In 2024, physicists managed to directly image a Wigner crystal with a scanning tunneling microscope.

== Wigner crystal materials ==
Some layered Van der Waals materials, such as transition metal dichalcogenides have intrinsically large r_{s} values which exceed the 2D theoretical Wigner crystal limit r_{s} = 31–38. The origin of the large r_{s} is partly due to the suppressed kinetic energy arising from a strong electron phonon interaction which leads to polaronic band narrowing, and partly due to the low carrier density n at low temperatures. The charge density wave (CDW) state in such materials, such as 1T-TaS_{2}, with a sparsely filled √13 × √13 superlattice and r_{s} = 70–100 may be considered to be better described in terms of a Wigner crystal than the more traditional charge density wave. This viewpoint is supported both by modelling and systematic scanning tunnelling microscopy measurements. Thus, Wigner crystal superlattices in so-called CDW systems may be considered to be the first direct observation of ordered electron states localised by mutual Coulomb interaction. An important criterion for is the depth of charge modulation, which depends on the material, and only systems where r_{s} exceeds the theoretical limit can be regarded as Wigner crystals.

In 2020, a direct image of a Wigner crystal observed by microscopy was obtained in molybdenum diselenide/molybdenum disulfide (MoSe_{2}/MoS_{2}) moiré heterostructures.

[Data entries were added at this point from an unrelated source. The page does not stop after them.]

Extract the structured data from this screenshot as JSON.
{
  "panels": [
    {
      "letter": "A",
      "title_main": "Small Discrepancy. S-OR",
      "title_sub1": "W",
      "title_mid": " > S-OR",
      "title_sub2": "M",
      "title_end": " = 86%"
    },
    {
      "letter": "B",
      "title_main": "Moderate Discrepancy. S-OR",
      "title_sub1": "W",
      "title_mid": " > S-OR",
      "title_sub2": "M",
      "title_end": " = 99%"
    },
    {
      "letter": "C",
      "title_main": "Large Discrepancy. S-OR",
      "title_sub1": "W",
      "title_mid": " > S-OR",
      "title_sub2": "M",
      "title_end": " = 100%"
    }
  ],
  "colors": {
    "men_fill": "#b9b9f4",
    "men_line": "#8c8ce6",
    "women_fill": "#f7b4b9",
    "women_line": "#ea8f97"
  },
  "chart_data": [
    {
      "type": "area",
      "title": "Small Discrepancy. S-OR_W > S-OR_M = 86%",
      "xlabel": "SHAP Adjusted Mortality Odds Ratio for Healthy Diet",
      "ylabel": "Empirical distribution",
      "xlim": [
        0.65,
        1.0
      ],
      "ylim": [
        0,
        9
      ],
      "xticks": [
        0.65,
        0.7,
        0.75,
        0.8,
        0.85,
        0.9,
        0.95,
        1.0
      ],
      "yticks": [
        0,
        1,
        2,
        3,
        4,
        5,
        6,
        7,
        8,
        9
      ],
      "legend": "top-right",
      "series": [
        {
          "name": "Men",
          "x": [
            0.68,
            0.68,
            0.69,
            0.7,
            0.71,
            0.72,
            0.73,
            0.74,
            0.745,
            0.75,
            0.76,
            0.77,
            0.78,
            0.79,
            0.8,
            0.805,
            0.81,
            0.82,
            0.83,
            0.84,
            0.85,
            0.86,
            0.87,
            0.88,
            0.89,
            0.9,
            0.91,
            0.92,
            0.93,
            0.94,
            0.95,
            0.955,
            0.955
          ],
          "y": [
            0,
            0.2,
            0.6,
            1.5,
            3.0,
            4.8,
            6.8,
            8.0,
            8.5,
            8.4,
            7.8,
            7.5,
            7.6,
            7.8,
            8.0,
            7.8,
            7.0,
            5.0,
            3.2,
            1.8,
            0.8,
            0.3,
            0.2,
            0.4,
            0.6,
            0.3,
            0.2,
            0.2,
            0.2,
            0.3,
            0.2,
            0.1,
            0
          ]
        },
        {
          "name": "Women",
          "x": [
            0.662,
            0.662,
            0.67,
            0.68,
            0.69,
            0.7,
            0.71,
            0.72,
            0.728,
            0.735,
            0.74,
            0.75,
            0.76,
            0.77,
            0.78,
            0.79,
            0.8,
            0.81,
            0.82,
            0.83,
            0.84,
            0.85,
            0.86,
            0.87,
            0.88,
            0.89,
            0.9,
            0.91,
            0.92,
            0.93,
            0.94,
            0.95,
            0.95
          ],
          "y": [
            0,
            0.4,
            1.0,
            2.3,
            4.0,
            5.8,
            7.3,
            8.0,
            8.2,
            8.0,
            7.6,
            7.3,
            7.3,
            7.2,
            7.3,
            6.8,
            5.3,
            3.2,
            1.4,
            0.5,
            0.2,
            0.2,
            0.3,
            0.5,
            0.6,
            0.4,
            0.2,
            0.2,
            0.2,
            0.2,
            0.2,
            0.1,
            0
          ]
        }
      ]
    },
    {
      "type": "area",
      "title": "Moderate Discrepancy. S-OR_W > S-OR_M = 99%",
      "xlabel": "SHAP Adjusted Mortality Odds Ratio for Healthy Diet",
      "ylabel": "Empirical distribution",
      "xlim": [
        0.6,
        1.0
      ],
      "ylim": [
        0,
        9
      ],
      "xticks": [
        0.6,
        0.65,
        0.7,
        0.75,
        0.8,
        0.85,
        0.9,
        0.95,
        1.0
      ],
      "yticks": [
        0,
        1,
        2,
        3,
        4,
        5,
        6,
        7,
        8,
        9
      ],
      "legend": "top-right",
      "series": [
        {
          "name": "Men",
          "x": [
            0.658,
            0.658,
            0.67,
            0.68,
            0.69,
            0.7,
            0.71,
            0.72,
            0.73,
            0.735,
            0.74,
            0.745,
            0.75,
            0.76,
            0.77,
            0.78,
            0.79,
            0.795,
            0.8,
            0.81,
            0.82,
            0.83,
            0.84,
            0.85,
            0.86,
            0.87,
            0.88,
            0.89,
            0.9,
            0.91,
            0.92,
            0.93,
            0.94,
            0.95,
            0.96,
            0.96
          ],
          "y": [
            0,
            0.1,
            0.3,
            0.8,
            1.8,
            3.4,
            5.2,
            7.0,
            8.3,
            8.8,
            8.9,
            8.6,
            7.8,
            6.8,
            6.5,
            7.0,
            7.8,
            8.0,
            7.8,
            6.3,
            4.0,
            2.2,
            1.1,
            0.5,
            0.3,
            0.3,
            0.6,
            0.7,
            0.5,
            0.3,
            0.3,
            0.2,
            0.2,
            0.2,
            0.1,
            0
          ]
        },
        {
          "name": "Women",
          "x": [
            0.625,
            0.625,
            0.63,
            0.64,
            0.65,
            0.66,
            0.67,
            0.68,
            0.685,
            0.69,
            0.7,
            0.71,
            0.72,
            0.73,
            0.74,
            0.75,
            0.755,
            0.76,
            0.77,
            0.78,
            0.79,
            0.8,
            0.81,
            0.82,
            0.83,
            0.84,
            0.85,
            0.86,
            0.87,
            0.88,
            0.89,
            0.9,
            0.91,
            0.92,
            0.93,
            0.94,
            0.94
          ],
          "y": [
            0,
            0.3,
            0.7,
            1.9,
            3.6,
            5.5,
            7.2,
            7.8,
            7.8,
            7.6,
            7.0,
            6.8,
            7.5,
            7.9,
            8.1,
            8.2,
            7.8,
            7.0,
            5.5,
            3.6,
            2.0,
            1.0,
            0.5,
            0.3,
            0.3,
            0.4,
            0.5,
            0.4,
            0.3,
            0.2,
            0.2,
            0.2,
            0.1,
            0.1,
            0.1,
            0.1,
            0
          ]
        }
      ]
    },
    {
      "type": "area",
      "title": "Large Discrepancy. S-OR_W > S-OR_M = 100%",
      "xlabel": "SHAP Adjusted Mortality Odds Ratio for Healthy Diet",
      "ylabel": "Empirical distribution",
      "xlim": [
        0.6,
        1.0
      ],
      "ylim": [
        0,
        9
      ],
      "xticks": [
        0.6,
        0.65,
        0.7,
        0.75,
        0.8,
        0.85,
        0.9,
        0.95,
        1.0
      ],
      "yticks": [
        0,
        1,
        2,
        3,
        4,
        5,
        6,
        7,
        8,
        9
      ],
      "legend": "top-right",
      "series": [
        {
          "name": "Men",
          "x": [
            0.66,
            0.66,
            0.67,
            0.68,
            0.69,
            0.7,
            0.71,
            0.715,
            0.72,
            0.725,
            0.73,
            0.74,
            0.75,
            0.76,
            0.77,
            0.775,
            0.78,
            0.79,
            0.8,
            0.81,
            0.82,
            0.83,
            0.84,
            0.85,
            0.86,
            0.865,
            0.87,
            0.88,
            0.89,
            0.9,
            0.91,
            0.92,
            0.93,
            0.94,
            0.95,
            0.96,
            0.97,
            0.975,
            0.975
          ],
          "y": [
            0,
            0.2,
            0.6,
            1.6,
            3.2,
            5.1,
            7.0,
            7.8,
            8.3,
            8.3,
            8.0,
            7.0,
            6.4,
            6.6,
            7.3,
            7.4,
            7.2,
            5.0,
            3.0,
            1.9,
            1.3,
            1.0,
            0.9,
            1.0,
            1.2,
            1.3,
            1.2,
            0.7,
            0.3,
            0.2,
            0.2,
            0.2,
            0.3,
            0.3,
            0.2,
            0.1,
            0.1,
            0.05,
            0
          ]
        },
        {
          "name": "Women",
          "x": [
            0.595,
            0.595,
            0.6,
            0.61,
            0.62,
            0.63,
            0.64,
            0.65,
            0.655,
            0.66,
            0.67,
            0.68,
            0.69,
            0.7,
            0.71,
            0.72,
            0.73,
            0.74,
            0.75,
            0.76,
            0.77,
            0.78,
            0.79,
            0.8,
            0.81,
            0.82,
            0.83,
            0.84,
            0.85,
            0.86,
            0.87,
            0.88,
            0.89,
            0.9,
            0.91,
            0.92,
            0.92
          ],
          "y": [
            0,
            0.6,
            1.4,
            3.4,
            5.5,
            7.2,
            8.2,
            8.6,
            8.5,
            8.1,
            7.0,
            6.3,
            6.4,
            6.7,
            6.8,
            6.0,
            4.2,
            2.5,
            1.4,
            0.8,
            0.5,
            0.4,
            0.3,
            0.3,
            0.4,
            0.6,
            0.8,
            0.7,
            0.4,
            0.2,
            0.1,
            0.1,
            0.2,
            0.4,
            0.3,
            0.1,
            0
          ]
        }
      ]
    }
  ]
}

A 2021 experiment created a Wigner crystal near 0 K by confining electrons using a monolayer sheet of molybdenum diselenide. The sheet was sandwiched between two graphene electrodes and a voltage was applied. The resulting electron spacing was around 20 nanometers, as measured by the stationary appearance of light-agitated excitons.

Another 2021 experiment reported quantum Wigner crystals where quantum fluctuations dominate over the thermal fluctuation in two coupled layers of molybdenum diselenide without any magnetic field. The researchers documented both thermal and quantum melting of the Wigner crystal in this experiment.